Funny, I had surgery on my left wrist before I had ever heard of EDS -had a ganglion cyst removed and a torn ligament repaired. (we think it was damaged by a cat bite -not kidding) Anyhoo, that wrist is in better shape now than the right one. I am right-handed, so who knows?

Either way, I would definitely shy from surgery.

If I ever get back into PT (I was fired for having too many seizures) I will look into elbow and ring splints.


Lisa Moon

Sorry for the late comment (aak, computer problems!).
I very much feel for your frustration with doctors! I experienced that myself when looking for answers as to why my supposedly minor Achilles tendon injury never seemed to get better and those weird shooting pains were getting _worse_. I'd say things like "It feels like my foot is broken here and I feel like I'm being electrocuted along here!" and they'd often look at me like I was, um, nuts (clinical term).

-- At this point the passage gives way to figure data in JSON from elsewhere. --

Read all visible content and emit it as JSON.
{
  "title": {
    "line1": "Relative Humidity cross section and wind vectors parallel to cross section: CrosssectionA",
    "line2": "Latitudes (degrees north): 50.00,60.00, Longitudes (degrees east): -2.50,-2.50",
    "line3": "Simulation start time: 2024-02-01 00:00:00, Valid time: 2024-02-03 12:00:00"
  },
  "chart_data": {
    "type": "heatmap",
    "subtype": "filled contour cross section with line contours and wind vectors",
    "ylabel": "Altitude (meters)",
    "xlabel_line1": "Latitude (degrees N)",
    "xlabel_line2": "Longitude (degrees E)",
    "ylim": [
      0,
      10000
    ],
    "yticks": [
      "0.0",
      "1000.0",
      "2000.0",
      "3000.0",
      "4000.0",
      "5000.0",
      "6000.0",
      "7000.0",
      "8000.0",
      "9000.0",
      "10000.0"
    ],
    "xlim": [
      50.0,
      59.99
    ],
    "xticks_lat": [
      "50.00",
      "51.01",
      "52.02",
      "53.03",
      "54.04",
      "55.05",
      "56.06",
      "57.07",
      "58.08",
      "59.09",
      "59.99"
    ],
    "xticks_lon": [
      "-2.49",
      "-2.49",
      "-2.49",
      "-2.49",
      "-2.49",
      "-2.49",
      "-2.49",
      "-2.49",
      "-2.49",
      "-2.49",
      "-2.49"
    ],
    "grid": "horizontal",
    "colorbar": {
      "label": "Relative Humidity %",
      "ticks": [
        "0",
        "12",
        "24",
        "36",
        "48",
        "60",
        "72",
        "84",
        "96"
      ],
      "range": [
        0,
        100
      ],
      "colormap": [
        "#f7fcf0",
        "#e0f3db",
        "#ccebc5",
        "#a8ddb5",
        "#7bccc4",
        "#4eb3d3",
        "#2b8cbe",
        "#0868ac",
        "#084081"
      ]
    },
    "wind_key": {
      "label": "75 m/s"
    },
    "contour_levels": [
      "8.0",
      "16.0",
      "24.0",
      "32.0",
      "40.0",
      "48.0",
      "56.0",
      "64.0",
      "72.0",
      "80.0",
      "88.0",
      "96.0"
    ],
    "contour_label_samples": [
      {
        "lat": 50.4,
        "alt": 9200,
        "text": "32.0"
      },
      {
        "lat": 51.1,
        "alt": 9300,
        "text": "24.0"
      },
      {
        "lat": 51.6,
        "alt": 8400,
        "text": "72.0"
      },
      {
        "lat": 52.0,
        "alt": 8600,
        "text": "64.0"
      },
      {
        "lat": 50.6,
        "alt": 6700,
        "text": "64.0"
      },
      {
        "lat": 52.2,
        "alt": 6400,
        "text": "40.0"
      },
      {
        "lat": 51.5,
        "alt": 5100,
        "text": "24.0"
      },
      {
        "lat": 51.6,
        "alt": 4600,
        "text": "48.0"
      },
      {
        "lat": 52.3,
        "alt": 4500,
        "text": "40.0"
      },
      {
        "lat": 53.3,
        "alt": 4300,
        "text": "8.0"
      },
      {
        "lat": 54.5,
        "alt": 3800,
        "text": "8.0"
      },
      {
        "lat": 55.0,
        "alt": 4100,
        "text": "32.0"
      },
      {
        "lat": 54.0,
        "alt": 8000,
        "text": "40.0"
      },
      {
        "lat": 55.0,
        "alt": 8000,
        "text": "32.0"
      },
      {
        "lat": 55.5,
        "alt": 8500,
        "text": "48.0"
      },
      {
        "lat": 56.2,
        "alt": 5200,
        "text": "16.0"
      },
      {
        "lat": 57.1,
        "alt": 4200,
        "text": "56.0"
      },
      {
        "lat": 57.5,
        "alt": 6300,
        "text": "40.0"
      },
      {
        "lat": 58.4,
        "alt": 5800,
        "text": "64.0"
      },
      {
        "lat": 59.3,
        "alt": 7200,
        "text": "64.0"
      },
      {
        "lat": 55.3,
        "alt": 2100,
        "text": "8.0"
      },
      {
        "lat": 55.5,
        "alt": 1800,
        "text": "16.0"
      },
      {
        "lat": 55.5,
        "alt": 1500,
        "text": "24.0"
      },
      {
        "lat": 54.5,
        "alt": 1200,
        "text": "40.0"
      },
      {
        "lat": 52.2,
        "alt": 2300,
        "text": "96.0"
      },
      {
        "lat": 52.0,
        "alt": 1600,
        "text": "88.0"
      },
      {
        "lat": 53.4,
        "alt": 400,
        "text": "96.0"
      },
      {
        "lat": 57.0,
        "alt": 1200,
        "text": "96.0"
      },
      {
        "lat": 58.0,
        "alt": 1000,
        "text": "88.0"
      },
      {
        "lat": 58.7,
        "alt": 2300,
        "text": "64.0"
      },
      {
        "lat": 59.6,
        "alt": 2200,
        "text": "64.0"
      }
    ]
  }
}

They would move my foot around, say the range of motion was pretty good and, since it looked pretty 'normal' then it must be OK. Um, feeling like you're being electrocuted is neither normal or OK!

But yes, they DO seem to want to find their own answers or, more often, not do much of anything and send you along, since they can't solve your mystery in 3.4 minutes or less.

One of the best pieces of advice I was given was by my new GP about holding off on seeing an orthopedist or podiatrist, with the concern that they might be more likely to recommend surgery and that often people with foot surgery do NOT find improvement. In my case, it surely would have worsened what I now have diagnosed as a nerve disorder. Very glad I didn't look at surgery back then!

I'm glad you're not one to accept those docs and their lame 'Well, that's weird!' as being the final answer; yeah, it may be unusual but if their hands were being 'weird' I'm sure they'd be knocking on the door of every specialist in the state - and neighbouring ones, too.

I think doctors take classes in being suspicious and writing prescriptions only, because they sure seem to spend no time on anything else!


...This is only the second post of yours that I've read, so sorry if you mentioned it already...

Are your ligaments tight over your knuckle or do they hang loose?

physical therapy and massage works wonders if they're tight and pulling - "off track" - so to speak.

As for turning cold or blue, I can usually move my shoulders or hips around for awhile and it will help to re-establish the bloodflow to the interrupted area. Could that help you too?

Count me as another strong supporter of the time-tested Eastern medicine world.